As NME1 lacks commercial inhibitors, researchers tested CDK9 inhibitors (AZ5576-targeting MYC) and complex II inhibitors (TTFA – Thenoyltrifluoroacetone) in cell lines. TTFA and CDK9 inhibitors significantly reduced MYC and NME1 levels and decreased mTOR signaling in cell lines. In vivo studies showed that these inhibitors prolonged the survival of RT mice, suggesting potential therapeutic targets.
This study highlights the MGA/MYC/NME1 axis as a driver of RT through increased mitochondrial OXPHOS and ROS accumulation, opening new avenues for developing targeted therapies to treat RT more effectively.
“MGA deletion leads to Richter’s transformation by modulating mitochondrial OXPHOS”
Authors: Prajish Iyer, Bo Zhang, Tingting Liu, Meiling Jin, Kevyn Hart, Jibin Zhang, Viola Siegert, Marianne Remke, Xuesong Wang, Lei Yu, Joo Song, Girish Venkataraman, Wing C. Chan, Zhenyu Jia, Maike Buchner, Tanya Siddiqi, Steven T. Rosen, Alexey Danilov and Lili Wang.
Prajish Iyer, First Author of the Article, is currently a Staff Scientist in the Department of Systems Biology at City of Hope in Duarte, California. He was awarded his PhD in life sciences from Tata Memorial Cancer Centre, Advanced Center for Treatment Research and Education in Cancer (ACTREC) in India. Dr. Iyer moved to the United States for his postdoctoral fellowship at City of Hope, where he was soon promoted to staff scientist and joined the laboratory of Lili Wang. His area of research focus has been to understand the molecular mechanisms of genetic alterations in CLL / SLL and to better understand changes that occur at the cellular level in those whose cancer progresses to RT.
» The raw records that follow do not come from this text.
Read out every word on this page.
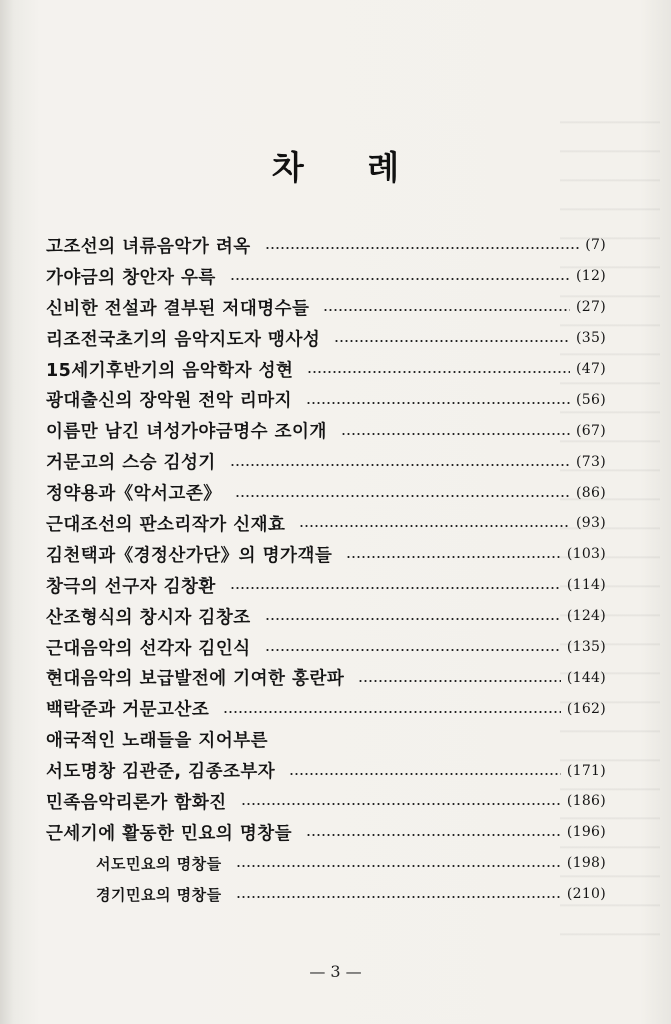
차 례
고조선의 녀류음악가 려옥	(7)
가야금의 창안자 우륵	(12)
신비한 전설과 결부된 저대명수들	(27)
리조전국초기의 음악지도자 맹사성	(35)
15세기후반기의 음악학자 성현	(47)
광대출신의 장악원 전악 리마지	(56)
이름만 남긴 녀성가야금명수 조이개	(67)
거문고의 스승 김성기	(73)
정약용과《악서고존》	(86)
근대조선의 판소리작가 신재효	(93)
김천택과《경정산가단》의 명가객들	(103)
창극의 선구자 김창환	(114)
산조형식의 창시자 김창조	(124)
근대음악의 선각자 김인식	(135)
현대음악의 보급발전에 기여한 홍란파	(144)
백락준과 거문고산조	(162)
애국적인 노래들을 지어부른
서도명창 김관준, 김종조부자	(171)
민족음악리론가 함화진	(186)
근세기에 활동한 민요의 명창들	(196)
서도민요의 명창들	(198)
경기민요의 명창들	(210)
— 3 —
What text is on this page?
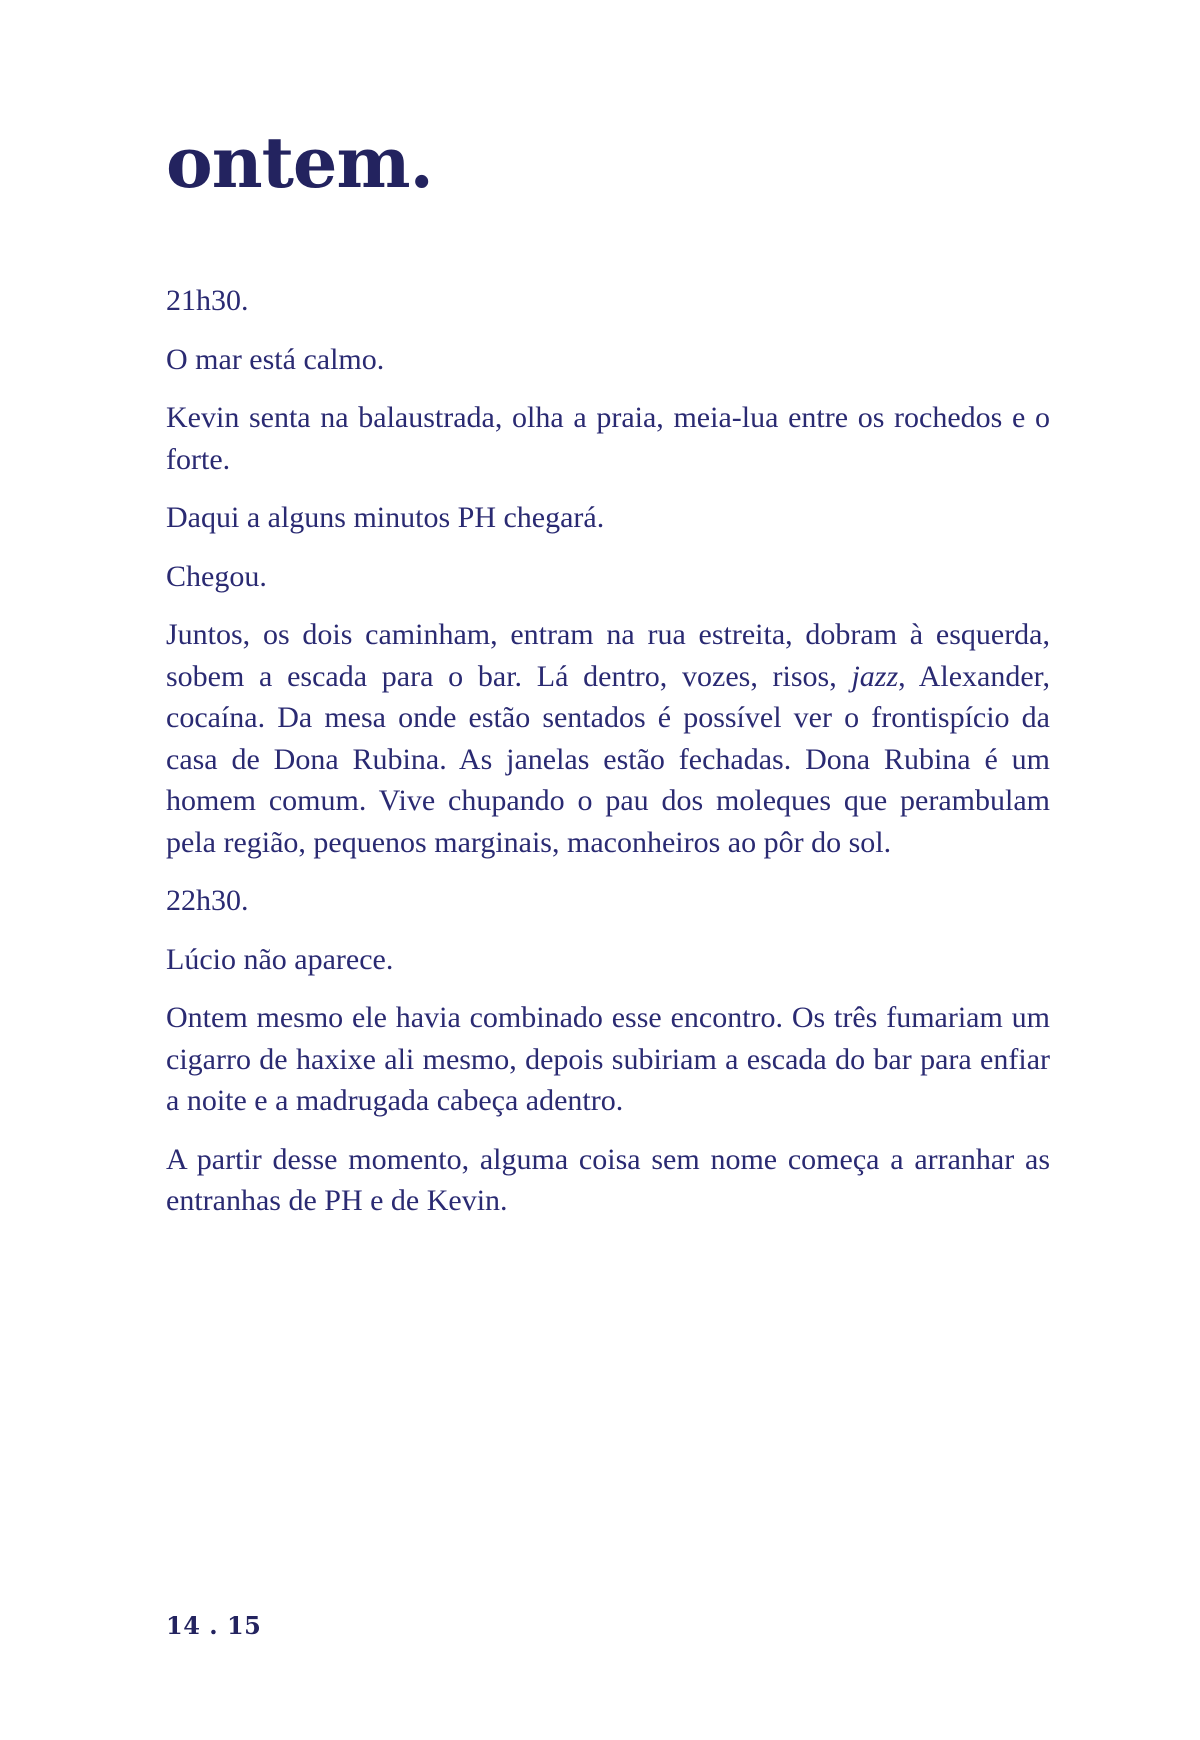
ontem.

21h30.

O mar está calmo.

Kevin senta na balaustrada, olha a praia, meia-lua entre os rochedos e o forte.

Daqui a alguns minutos PH chegará.

Chegou.

Juntos, os dois caminham, entram na rua estreita, dobram à esquerda, sobem a escada para o bar. Lá dentro, vozes, risos, jazz, Alexander, cocaína. Da mesa onde estão sentados é possível ver o frontispício da casa de Dona Rubina. As janelas estão fechadas. Dona Rubina é um homem comum. Vive chupando o pau dos moleques que perambulam pela região, pequenos marginais, maconheiros ao pôr do sol.

22h30.

Lúcio não aparece.

Ontem mesmo ele havia combinado esse encontro. Os três fumariam um cigarro de haxixe ali mesmo, depois subiriam a escada do bar para enfiar a noite e a madrugada cabeça adentro.

A partir desse momento, alguma coisa sem nome começa a arranhar as entranhas de PH e de Kevin.

14 . 15
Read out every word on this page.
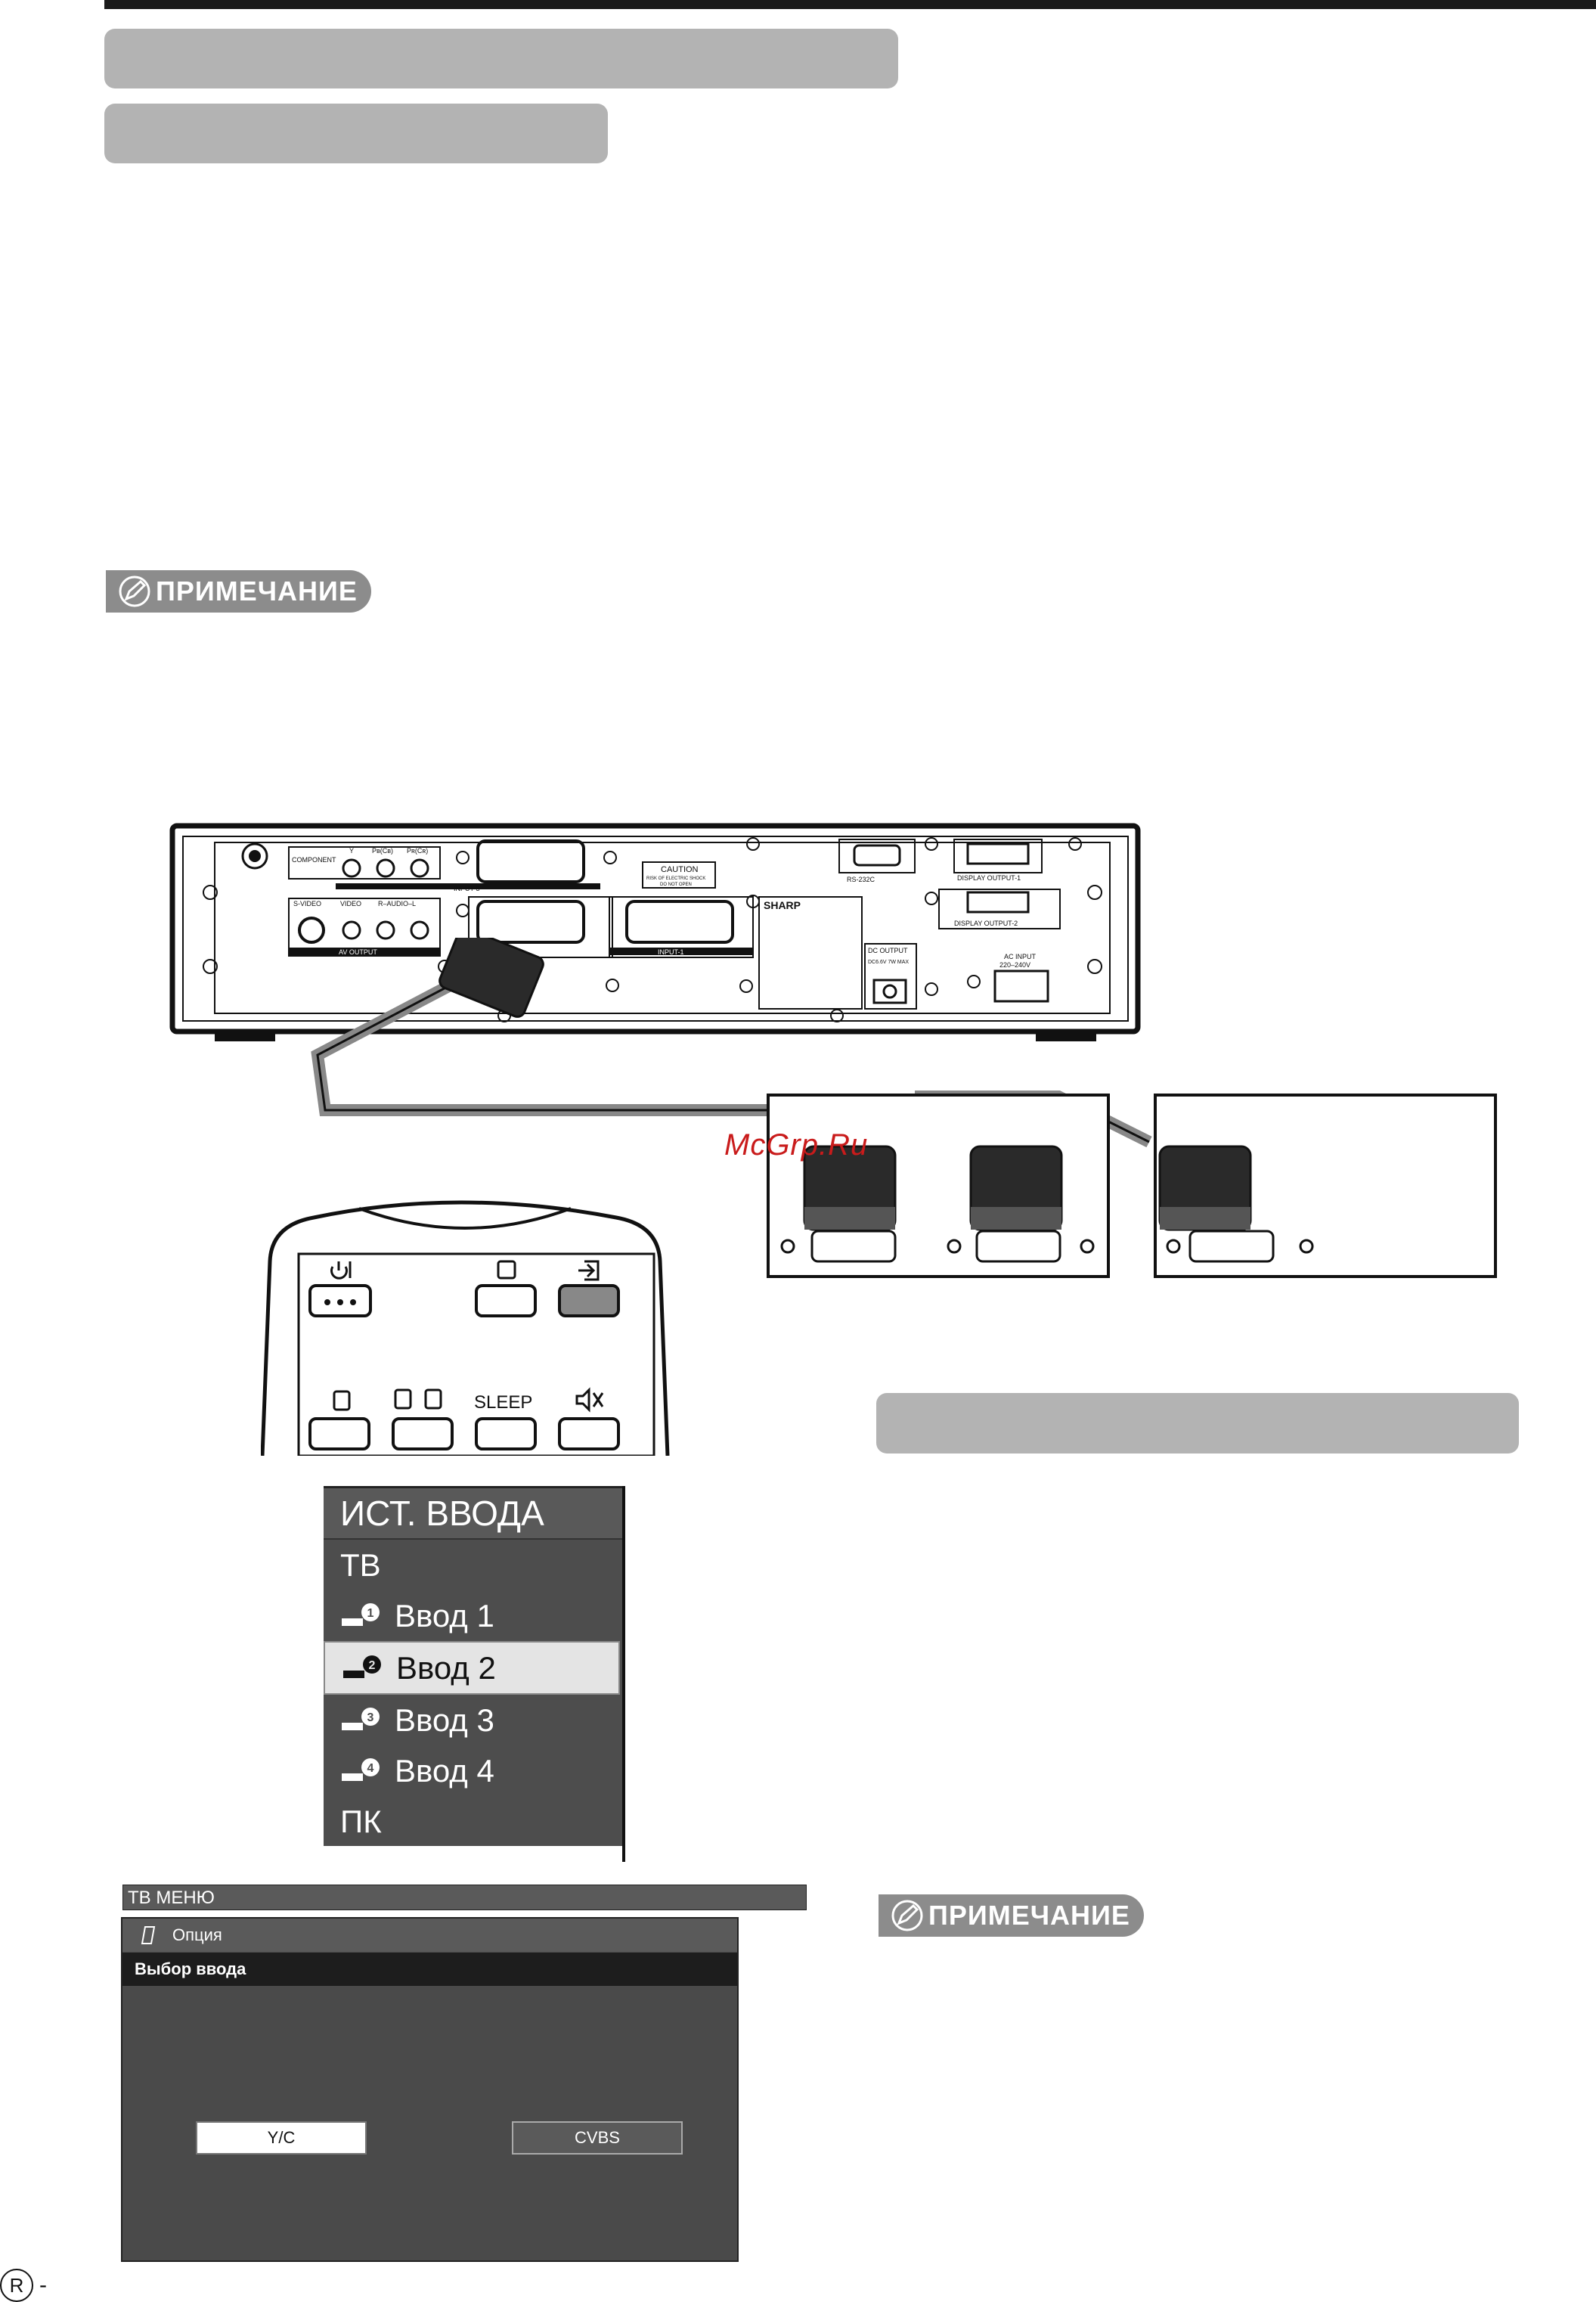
ПРИМЕЧАНИЕ
COMPONENT
Y	Pʙ(Cʙ) Pʀ(Cʀ)
INPUT-3
S-VIDEO	VIDEO R–AUDIO–L
AV OUTPUT
CAUTION
RISK OF ELECTRIC SHOCK
DO NOT OPEN
SHARP
INPUT-1
RS-232C	DISPLAY OUTPUT-1
DISPLAY OUTPUT-2
DC OUTPUT
DC6.6V 7W MAX
AC INPUT
220–240V
McGrp.Ru
SLEEP
ИСТ. ВВОДА
ТВ
1 Ввод 1
2 Ввод 2
3 Ввод 3
4 Ввод 4
ПК
ТВ МЕНЮ
Опция
Выбор ввода
Y/C	CVBS
ПРИМЕЧАНИЕ
R -
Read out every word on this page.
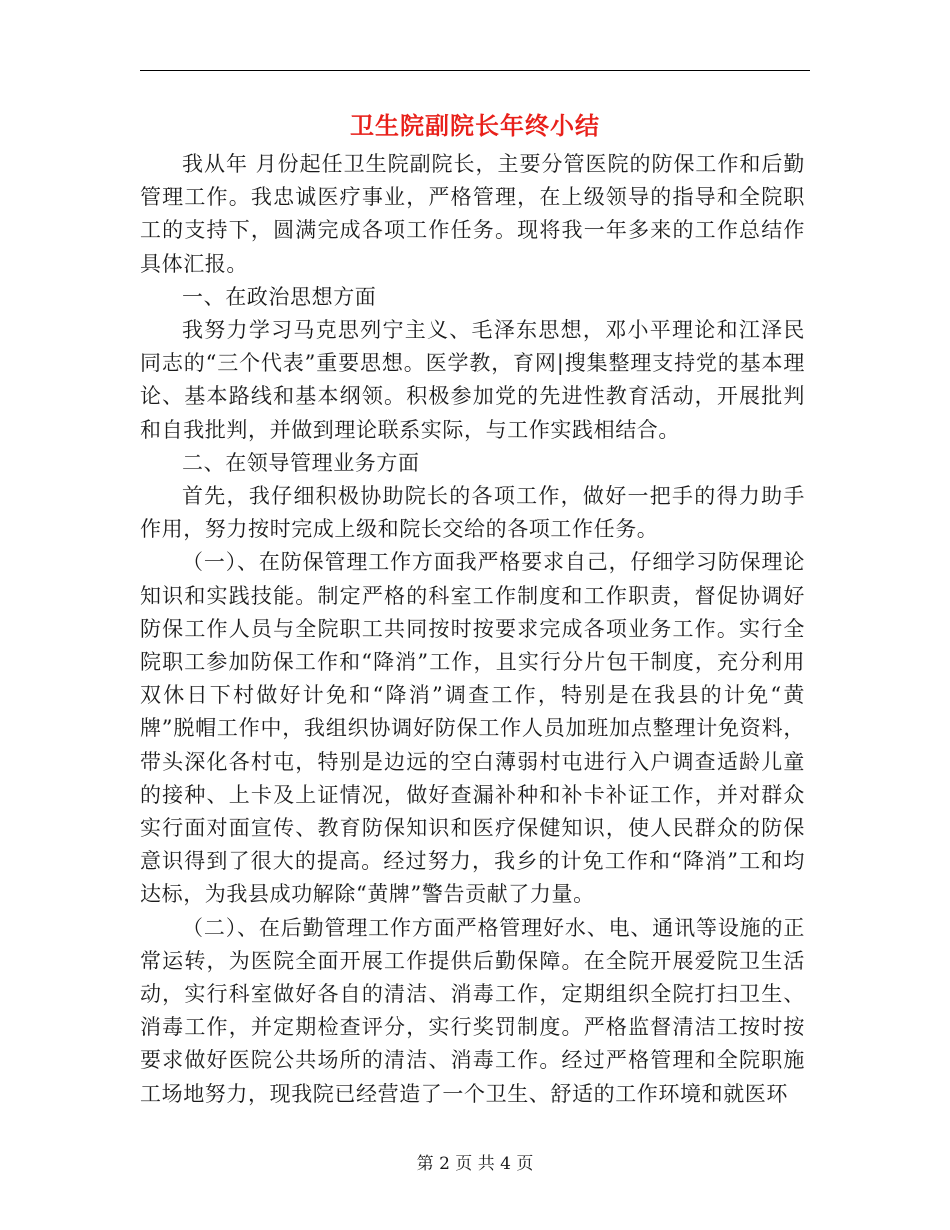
卫生院副院长年终小结

我从年 月份起任卫生院副院长，主要分管医院的防保工作和后勤管理工作。我忠诚医疗事业，严格管理，在上级领导的指导和全院职工的支持下，圆满完成各项工作任务。现将我一年多来的工作总结作具体汇报。

一、在政治思想方面

我努力学习马克思列宁主义、毛泽东思想，邓小平理论和江泽民同志的“三个代表”重要思想。医学教，育网|搜集整理支持党的基本理论、基本路线和基本纲领。积极参加党的先进性教育活动，开展批判和自我批判，并做到理论联系实际，与工作实践相结合。

二、在领导管理业务方面

首先，我仔细积极协助院长的各项工作，做好一把手的得力助手作用，努力按时完成上级和院长交给的各项工作任务。

（一）、在防保管理工作方面我严格要求自己，仔细学习防保理论知识和实践技能。制定严格的科室工作制度和工作职责，督促协调好防保工作人员与全院职工共同按时按要求完成各项业务工作。实行全院职工参加防保工作和“降消”工作，且实行分片包干制度，充分利用双休日下村做好计免和“降消”调查工作，特别是在我县的计免“黄牌”脱帽工作中，我组织协调好防保工作人员加班加点整理计免资料，带头深化各村屯，特别是边远的空白薄弱村屯进行入户调查适龄儿童的接种、上卡及上证情况，做好查漏补种和补卡补证工作，并对群众实行面对面宣传、教育防保知识和医疗保健知识，使人民群众的防保意识得到了很大的提高。经过努力，我乡的计免工作和“降消”工和均达标，为我县成功解除“黄牌”警告贡献了力量。

（二）、在后勤管理工作方面严格管理好水、电、通讯等设施的正常运转，为医院全面开展工作提供后勤保障。在全院开展爱院卫生活动，实行科室做好各自的清洁、消毒工作，定期组织全院打扫卫生、消毒工作，并定期检查评分，实行奖罚制度。严格监督清洁工按时按要求做好医院公共场所的清洁、消毒工作。经过严格管理和全院职施工场地努力，现我院已经营造了一个卫生、舒适的工作环境和就医环

第 2 页 共 4 页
Lili Wang, Corresponding Author and mentor, is a Professor in the Department of Systems Biology. Dr. Wang obtained her M.D. at the China Medical University (Shenyang, China) and her Ph.D. degree at the Tokai University (Isehara, Japan). In 2017, Dr. Wang joined the Department of Systems Biology at the Beckman Research Institute. She is also a member of the Toni Stephenson Lymphoma Center at City of Hope.
Dr. Wang’s group studies genetic alterations, RNA splicing dysregulation and oncogenesis in hematologic malignancies. The laboratory focuses on understanding how splicing factor mutations and RNA epigenetics dysregulation contributing to splicing dysregulation and lymphoma biology with chronic lymphocytic leukemia and mantle cell lymphoma as disease models. The ultimate goal is to discover novel prognostic markers and to design better therapeutic approaches.
Why Is Research About Mitochondrial Dysregulation in Richter’s Transformation Needed?
Mitochondria are parts within a cell that serve as the powerhouse that provides the energy for everything to run smoothly. But in RT cells, the mitochondria abnormally mutate and stop working correctly. When the mitochondria change and adapt, it allows the cancerous cells to have a survival advantage and replicate abnormally.
By understanding exactly how the shift in energy takes place within the mitochondria, Dr. Iyer hopes to then be able to find ways to make it more difficult for these cells to survive and spread out of control by blocking certain survival pathways within the cells. Targeting these identified survival pathways within the mitochondria could be a promising strategy for disrupting the very foundation of RT cell survival by limiting the ability of the cancerous CLL / SLL cells to adapt and grow.